David Mumford remarks in his book Algebraic Geometry I, Complex Projective Varieties on page 109 that the fact that the canonical ring $\oplus_{k=0}^{\infty} \Omega_{k, \mathbb{P}^n}$ of projective space $\mathbb{P}^n$ has a very poor structure ($\Omega_{k, \mathbb{P}^n}=0$ for all $k \ge 1$) is closely related to the fact from differential-geometry that $\mathbb{P}^n$ 'stands at one end of the curvature spectrum having the most positive curvature of any algebraic variety'.

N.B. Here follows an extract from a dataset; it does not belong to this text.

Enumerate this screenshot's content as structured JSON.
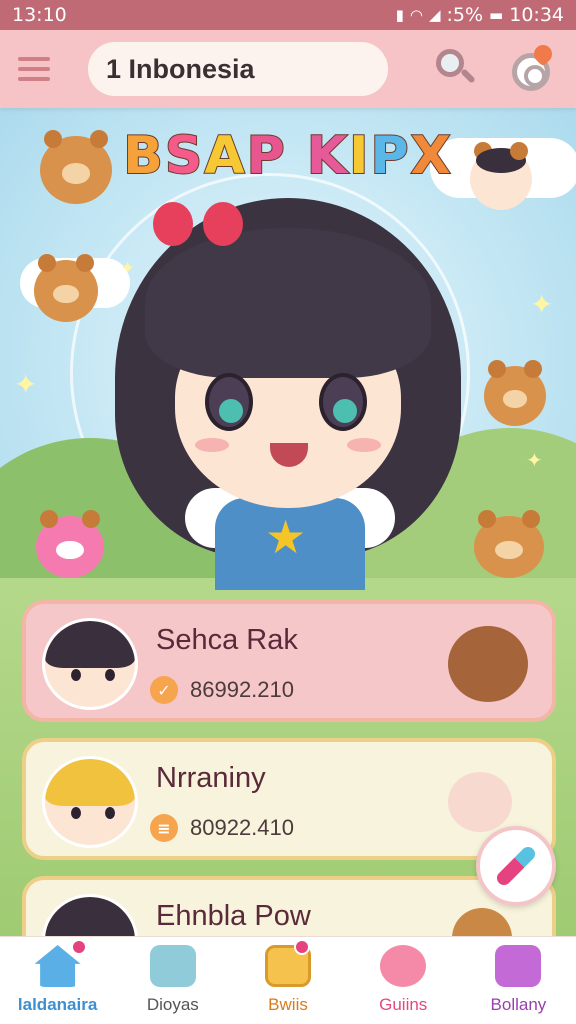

Moreover it is also stated that for a smooth variety the canonical class $K_{\mathbb{P}^n}$ turns out to represent minus the cohomology class of the Ricci curvature of $X$ (source Cornalba-Griffiths: Algebraic Geometry Arcata 1974 AMS).
Unfortunately my basic knowledge of differential geometry is not sufficient to understand the meaning of these two remarks. At first, what does it mean that a smooth variety or say a manifold has the most positive curvature? In case of surfaces the Gaussian curvature associates to every point on the surface a real number and therefore it is natural to compare the curvatures of surfaces by the relation "$\le$" and it's reasonable to call one curvature 'more positive than the other' or vice versa. On the other hand if we deal with manifolds of dimension $n >2$ then the curvature (presumbly Mumford means here the Riemann curvature tensor ) the curvature is not a number any more, so that's incomprehensible to me how in higher dimensions one can call a curvature 'most positive'. Any idea what Mumford here wants to say.
The second point is how generally for divisor $D$ on manifold $M$ or say it's associated bundle $L(D) \to M$ one can associate a certain cohomology class in the way Mumford here did in order to compare it with the class associated to Ricci curvature? As 1st Chern class of $L(D)$?